Vegetable Lamb of Tartary
When I was told this story just outside Ordos City, the guides certainly didn’t believe the tale. They seemed to take a kind of smug satisfaction that the western explorers who took this legend back to Europe came to such a ridiculous conclusion. I think it could possibly been a medieval Chinese/Mongol equivalent to the Scottish “Wild Haggis” story often told to mislead tourists!

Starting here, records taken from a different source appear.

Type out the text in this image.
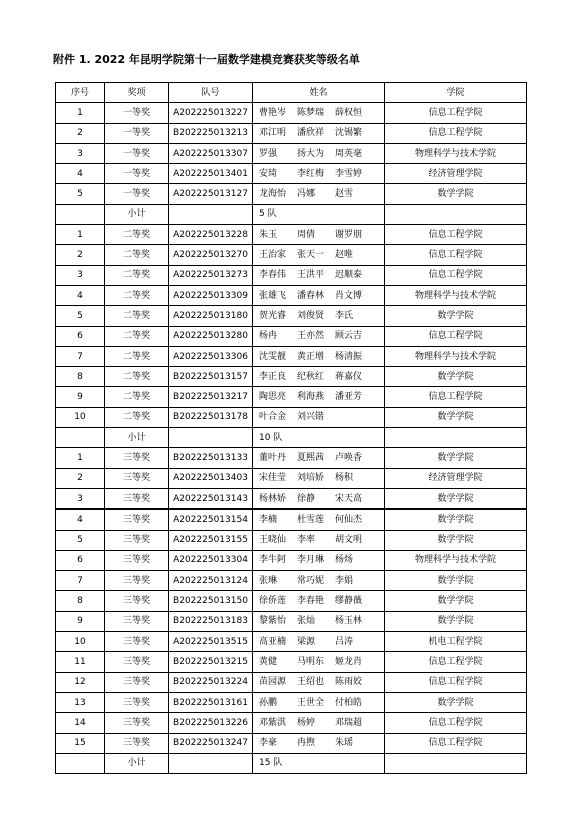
附件 1. 2022 年昆明学院第十一届数学建模竞赛获奖等级名单
序号	奖项	队号	姓名	学院
1	一等奖	A202225013227	曹艳岑 陈梦瑞 薛权恒	信息工程学院
2	一等奖	B202225013213	邓江明 潘欣祥 沈锡繁	信息工程学院
3	一等奖	A202225013307	罗强 扬大为 周英毫	物理科学与技术学院
4	一等奖	A202225013401	安琦 李红梅 李雪婷	经济管理学院
5	一等奖	A202225013127	龙海怡 冯娜 赵雪	数学学院
	小计		5 队	
1	二等奖	A202225013228	朱玉 周倩 谢罗朋	信息工程学院
2	二等奖	A202225013270	王治家 张天一 赵唯	信息工程学院
3	二等奖	A202225013273	李春伟 王洪平 迟顺泰	信息工程学院
4	二等奖	A202225013309	张雄飞 潘春林 肖文博	物理科学与技术学院
5	二等奖	A202225013180	贺光睿 刘俊贤 李氏	数学学院
6	二等奖	A202225013280	杨冉 王亦然 顾云吉	信息工程学院
7	二等奖	A202225013306	沈雯靓 黄正增 杨清振	物理科学与技术学院
8	二等奖	B202225013157	李正良 纪秋红 蒋嘉仪	数学学院
9	二等奖	B202225013217	陶思亮 利海燕 潘亚芳	信息工程学院
10	二等奖	B202225013178	叶合金 刘兴锴	数学学院
	小计		10 队	
1	三等奖	B202225013133	董叶丹 夏熙茜 卢唤香	数学学院
2	三等奖	A202225013403	宋佳莹 刘培娇 杨积	经济管理学院
3	三等奖	A202225013143	杨林娇 徐静 宋天高	数学学院
4	三等奖	A202225013154	李楠 杜雪莲 何仙杰	数学学院
5	三等奖	A202225013155	王晓仙 李率 胡文明	数学学院
6	三等奖	A202225013304	李牛阿 李月琳 杨炀	物理科学与技术学院
7	三等奖	A202225013124	张琳 常巧妮 李娟	数学学院
8	三等奖	B202225013150	徐侨莲 李春艳 缪静薇	数学学院
9	三等奖	B202225013183	黎紫怡 张灿 杨玉林	数学学院
10	三等奖	A202225013515	高亚楠 梁源 吕涛	机电工程学院
11	三等奖	B202225013215	黄健 马明东 姬龙肖	信息工程学院
12	三等奖	B202225013224	苗园源 王绍也 陈雨姣	信息工程学院
13	三等奖	B202225013161	孙鹏 王世全 付柏皓	数学学院
14	三等奖	B202225013226	邓紫淇 杨婷 邓瑞超	信息工程学院
15	三等奖	B202225013247	李豪 冉煦 朱瑶	信息工程学院
	小计		15 队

When cotton first arrived in the west from eastern Asia via the fabled silk road, Europeans didn’t quite know what to make of the new and exotic fabric. The merchants who sold it told the people it definitely came from a plant which grew far away in the east. Europeans, however, noticed the similarity of cotton to a material they were already familiar with wool. A legend developed to explain the existence of this new and valuable commodity.

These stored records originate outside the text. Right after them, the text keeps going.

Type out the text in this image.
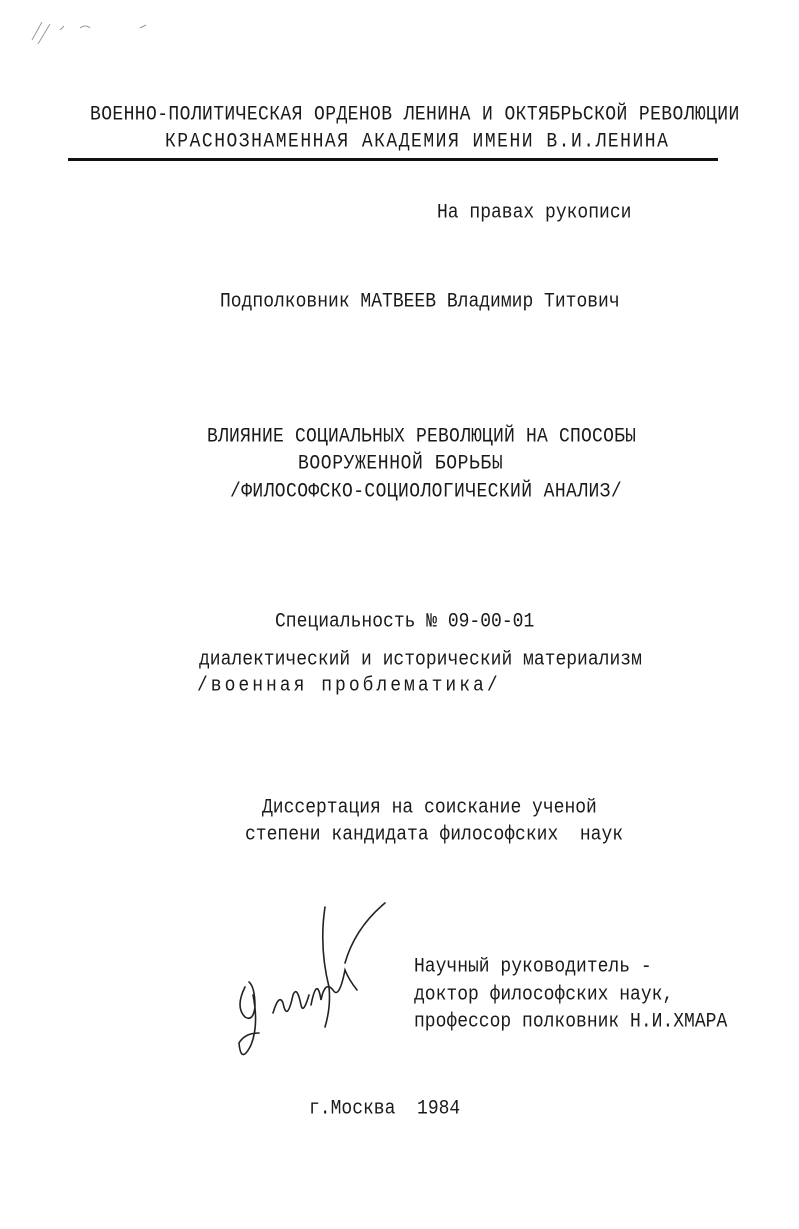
ВОЕННО-ПОЛИТИЧЕСКАЯ ОРДЕНОВ ЛЕНИНА И ОКТЯБРЬСКОЙ РЕВОЛЮЦИИ
КРАСНОЗНАМЕННАЯ АКАДЕМИЯ ИМЕНИ В.И.ЛЕНИНА
На правах рукописи
Подполковник МАТВЕЕВ Владимир Титович
ВЛИЯНИЕ СОЦИАЛЬНЫХ РЕВОЛЮЦИЙ НА СПОСОБЫ
ВООРУЖЕННОЙ БОРЬБЫ
/ФИЛОСОФСКО-СОЦИОЛОГИЧЕСКИЙ АНАЛИЗ/
Специальность № 09-00-01
диалектический и исторический материализм
/военная проблематика/
Диссертация на соискание ученой
степени кандидата философских  наук
Научный руководитель -
доктор философских наук,
профессор полковник Н.И.ХМАРА
г.Москва  1984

People claimed that far away in distant Cathay (China) and Tartary (Central Asia) there grew a fantastic plant, a kind of fern. This fern was said to grow taller than a man and as the leaves of the plant unrolled they revealed a small but perfectly formed and living lamb, attached to the plant by a short membrane. The leave would gently allow the lamb to reach the ground so that it could graze on the grass surrounding the plant. Local merchants would come and sheer the lambs to collect their valuable wool. They knew they had to do this quickly, for when the lambs had eaten all the grass they would starve to death and the plant would wither and die. This plant was the Vegetable Lamb of Tartary.

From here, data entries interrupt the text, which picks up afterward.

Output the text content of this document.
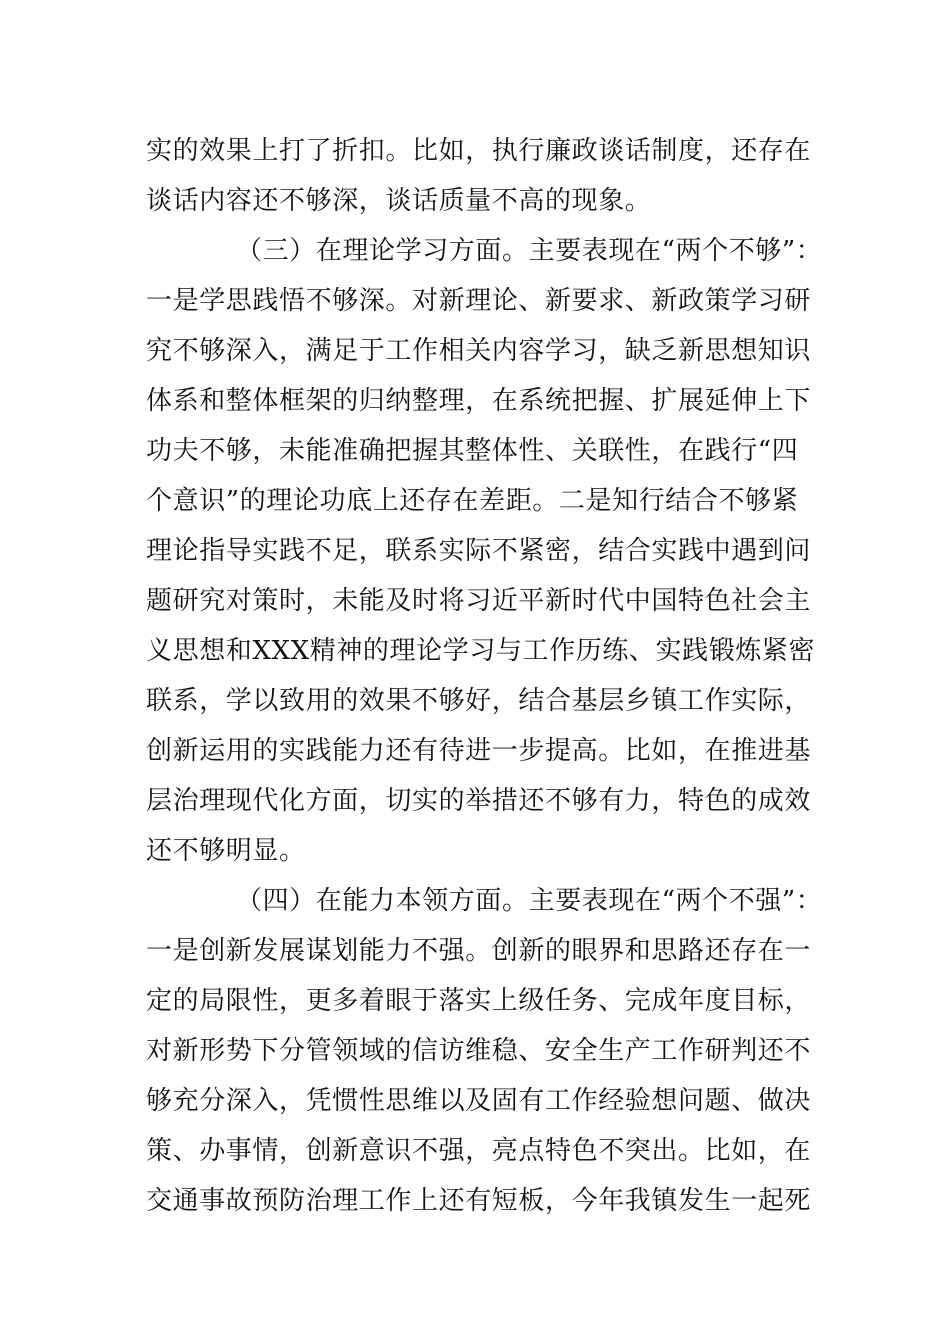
实的效果上打了折扣。比如，执行廉政谈话制度，还存在

谈话内容还不够深，谈话质量不高的现象。

（三）在理论学习方面。主要表现在“两个不够”：

一是学思践悟不够深。对新理论、新要求、新政策学习研

究不够深入，满足于工作相关内容学习，缺乏新思想知识

体系和整体框架的归纳整理，在系统把握、扩展延伸上下

功夫不够，未能准确把握其整体性、关联性，在践行“四

个意识”的理论功底上还存在差距。二是知行结合不够紧

理论指导实践不足，联系实际不紧密，结合实践中遇到问

题研究对策时，未能及时将习近平新时代中国特色社会主

义思想和XXX精神的理论学习与工作历练、实践锻炼紧密

联系，学以致用的效果不够好，结合基层乡镇工作实际，

创新运用的实践能力还有待进一步提高。比如，在推进基

层治理现代化方面，切实的举措还不够有力，特色的成效

还不够明显。

（四）在能力本领方面。主要表现在“两个不强”：

一是创新发展谋划能力不强。创新的眼界和思路还存在一

定的局限性，更多着眼于落实上级任务、完成年度目标，

对新形势下分管领域的信访维稳、安全生产工作研判还不

够充分深入，凭惯性思维以及固有工作经验想问题、做决

策、办事情，创新意识不强，亮点特色不突出。比如，在

交通事故预防治理工作上还有短板，今年我镇发生一起死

Although this story was almost certainly invented to explain the existence of cotton, an actual plant could also have helped the legend of the Vegetable Lamb. In eastern Asia there exists a species of large fern, cibotium barometz, which has an unusually woolly rhizome. When the leaves of the fern are peeled away, the remaining plant looks strangely like a dead lamb. The name ‘barometz’ comes from the Persian word for sheep.